Castle Ward, ancestral seat of the Viscounts Bangor, is located near Strangford, County Down.
I drove to the farmyard, though there no longer seems to be visitor parking there; so, instead, I parked at the relatively new Shore Car Park at Strangford Bay.
Thence I walked towards the Temple Water, a man-made lake on an axis with Audley's Castle.
It's also beside the old walled garden and overlooked by The Temple, a Georgian summer-house on the top of the hill with a splendid, panoramic prospect of the landscape.
The National Trust has ambitious plans for this part of the demesne, viz. to restore the Georgian parkland and the Temple Water itself.
I walked up to the Temple; down and along the lake; and past the Green row of terraced cottages which overlook Audley's Castle.
Victorian sketch of the Temple Water |
Eventually I walked back to the Shore car-park.
I took my packed-lunch up to the stable-yard, where I enjoyed the Spring sunshine on a bench.
At the shop, I purchased a "sit mat"; and across the stable-yard I bought a few books in the excellent second-hand bookshop (Ballywalter Park, UAHS, and St Patrick's (anglican) Cathedral, Armagh).

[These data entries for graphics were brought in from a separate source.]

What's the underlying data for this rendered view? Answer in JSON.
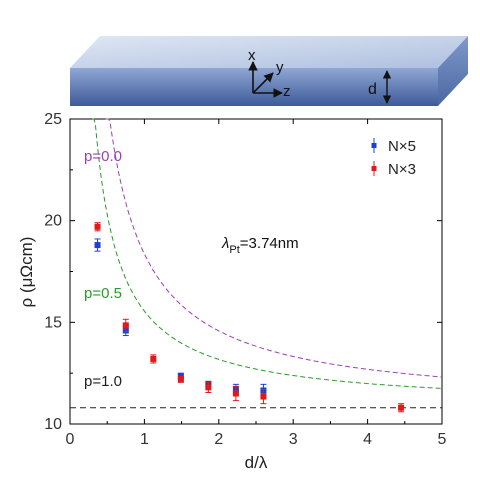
{
  "slab": {
    "x_label": "x",
    "y_label": "y",
    "z_label": "z",
    "d_label": "d"
  },
  "chart_data": {
    "type": "scatter",
    "xlabel": "d/λ",
    "ylabel": "ρ (μΩcm)",
    "xlim": [
      0,
      5
    ],
    "ylim": [
      10,
      25
    ],
    "xticks": [
      "0",
      "1",
      "2",
      "3",
      "4",
      "5"
    ],
    "yticks": [
      "10",
      "15",
      "20",
      "25"
    ],
    "grid": false,
    "legend_position": "top-right",
    "annotation": {
      "lambda_label": "λ",
      "lambda_sub": "Pt",
      "lambda_value": "=3.74nm"
    },
    "series": [
      {
        "name": "N×5",
        "color": "#1f3fd6",
        "marker": "square",
        "x": [
          0.37,
          0.75,
          1.49,
          1.86,
          2.23,
          2.6
        ],
        "y": [
          18.8,
          14.6,
          12.35,
          11.95,
          11.7,
          11.65
        ],
        "err": [
          0.3,
          0.25,
          0.15,
          0.15,
          0.25,
          0.3
        ]
      },
      {
        "name": "N×3",
        "color": "#e0191b",
        "marker": "square",
        "x": [
          0.37,
          0.75,
          1.12,
          1.49,
          1.86,
          2.23,
          2.6,
          4.45
        ],
        "y": [
          19.7,
          14.85,
          13.2,
          12.2,
          11.8,
          11.5,
          11.35,
          10.8
        ],
        "err": [
          0.2,
          0.3,
          0.2,
          0.15,
          0.25,
          0.35,
          0.35,
          0.2
        ]
      }
    ],
    "curves": [
      {
        "label": "p=0.0",
        "color": "#9b3fb5",
        "style": "dashed"
      },
      {
        "label": "p=0.5",
        "color": "#2a9a2a",
        "style": "dashed"
      },
      {
        "label": "p=1.0",
        "color": "#222222",
        "style": "dashed",
        "value": 10.8
      }
    ]
  }
}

I had made myself fresh egg and onion sandwiches (County Fermanagh egg, red onion, mustard, cream cheese, granary wholemeal bread).
After lunch I made a beeline for the mansion-house, where I took a tour.
My afternoon concluded in Strangford, about a mile from Castle Ward, where I had a stroll round the village.
The Lobster Pot is back in business, across the Square from The Cuan restaurant and guest-house.